At most applied sciences universities in the Netherlands, it can take at least four years to obtain your bachelor’s degree, however at Tio students have the opportunity to earn it in just three years. After completing the programme students may use the internationally acknowledged title Bachelor of Arts (BA), Business of Administration (BBA) or Bachelor of Science (BSc).

=== Master of Business Administration (MBA) ===
Since 2021, Tio also offers an MBA programme with seven unique specialisations. This master's degree takes 1 year to complete after completing a bachelor programme, and no working experience or GMAT/GRE is required. The programme consists of modules during which students can deepen and broaden their knowledge and skills to run an organisation successfully.

This Master of Business Administration (professional master, ISAT-code 70124) has been accredited by the NVAO and educates students in one year for the internationally recognised title of Master of Business Administration (MBA).

MBA students can specialise in:
- Commercial Management
- Data Strategy & Business Intelligence
- Entrepreneurship
- Global Leadership & Intercultural Management
- Hospitality Management
- Real Estate Management
- MBA Internship

Tio also offers a 2-year part-time MBA, suitable only for EU/EEA residents that work and live already in the Netherlands or near the border (e.g., in Belgium or Germany).

== Locations ==
Tio Business School has six campuses in the Netherlands. The headquarters, including the central student administration, education development and quality monitoring, admissions and visa teams, marketing and HR, are located in Hilversum.
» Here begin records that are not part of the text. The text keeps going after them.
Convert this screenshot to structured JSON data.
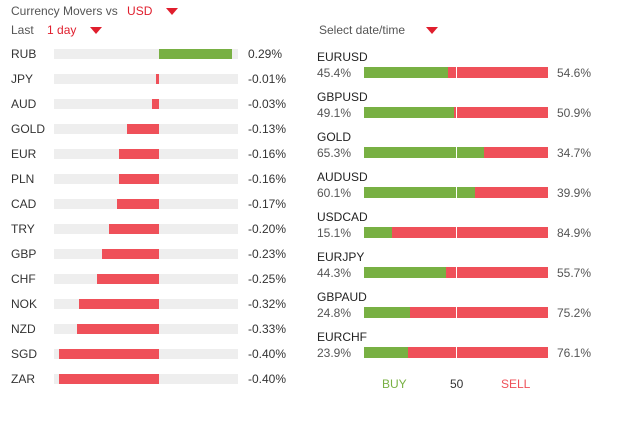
{
  "header": {
    "title": "Currency Movers vs",
    "currency": "USD",
    "period_label": "Last",
    "period_value": "1 day",
    "date_label": "Select date/time"
  },
  "colors": {
    "gain": "#78b043",
    "loss": "#ef5059",
    "track": "#eeeeee",
    "accent": "#e01e2d"
  },
  "movers": [
    {
      "code": "RUB",
      "value": "0.29%",
      "change": 0.29
    },
    {
      "code": "JPY",
      "value": "-0.01%",
      "change": -0.01
    },
    {
      "code": "AUD",
      "value": "-0.03%",
      "change": -0.03
    },
    {
      "code": "GOLD",
      "value": "-0.13%",
      "change": -0.13
    },
    {
      "code": "EUR",
      "value": "-0.16%",
      "change": -0.16
    },
    {
      "code": "PLN",
      "value": "-0.16%",
      "change": -0.16
    },
    {
      "code": "CAD",
      "value": "-0.17%",
      "change": -0.17
    },
    {
      "code": "TRY",
      "value": "-0.20%",
      "change": -0.2
    },
    {
      "code": "GBP",
      "value": "-0.23%",
      "change": -0.23
    },
    {
      "code": "CHF",
      "value": "-0.25%",
      "change": -0.25
    },
    {
      "code": "NOK",
      "value": "-0.32%",
      "change": -0.32
    },
    {
      "code": "NZD",
      "value": "-0.33%",
      "change": -0.33
    },
    {
      "code": "SGD",
      "value": "-0.40%",
      "change": -0.4
    },
    {
      "code": "ZAR",
      "value": "-0.40%",
      "change": -0.4
    }
  ],
  "pairs": [
    {
      "name": "EURUSD",
      "buy": "45.4%",
      "sell": "54.6%",
      "buy_pct": 45.4
    },
    {
      "name": "GBPUSD",
      "buy": "49.1%",
      "sell": "50.9%",
      "buy_pct": 49.1
    },
    {
      "name": "GOLD",
      "buy": "65.3%",
      "sell": "34.7%",
      "buy_pct": 65.3
    },
    {
      "name": "AUDUSD",
      "buy": "60.1%",
      "sell": "39.9%",
      "buy_pct": 60.1
    },
    {
      "name": "USDCAD",
      "buy": "15.1%",
      "sell": "84.9%",
      "buy_pct": 15.1
    },
    {
      "name": "EURJPY",
      "buy": "44.3%",
      "sell": "55.7%",
      "buy_pct": 44.3
    },
    {
      "name": "GBPAUD",
      "buy": "24.8%",
      "sell": "75.2%",
      "buy_pct": 24.8
    },
    {
      "name": "EURCHF",
      "buy": "23.9%",
      "sell": "76.1%",
      "buy_pct": 23.9
    }
  ],
  "legend": {
    "buy": "BUY",
    "mid": "50",
    "sell": "SELL"
  }
}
Each of the campuses across the Nethelrands are centrally located near a train station. Therefore, easily accessible via public transport.

== International ==
Tio has an international character and therefore has ties to universities, colleges and companies worldwide for internships and exchange programs.

== Student Association Cognatio ==
Student Association L.S.V. Cognatio has been founded in 2005 and is associated to Tio Business School. It currently has over 900 active members.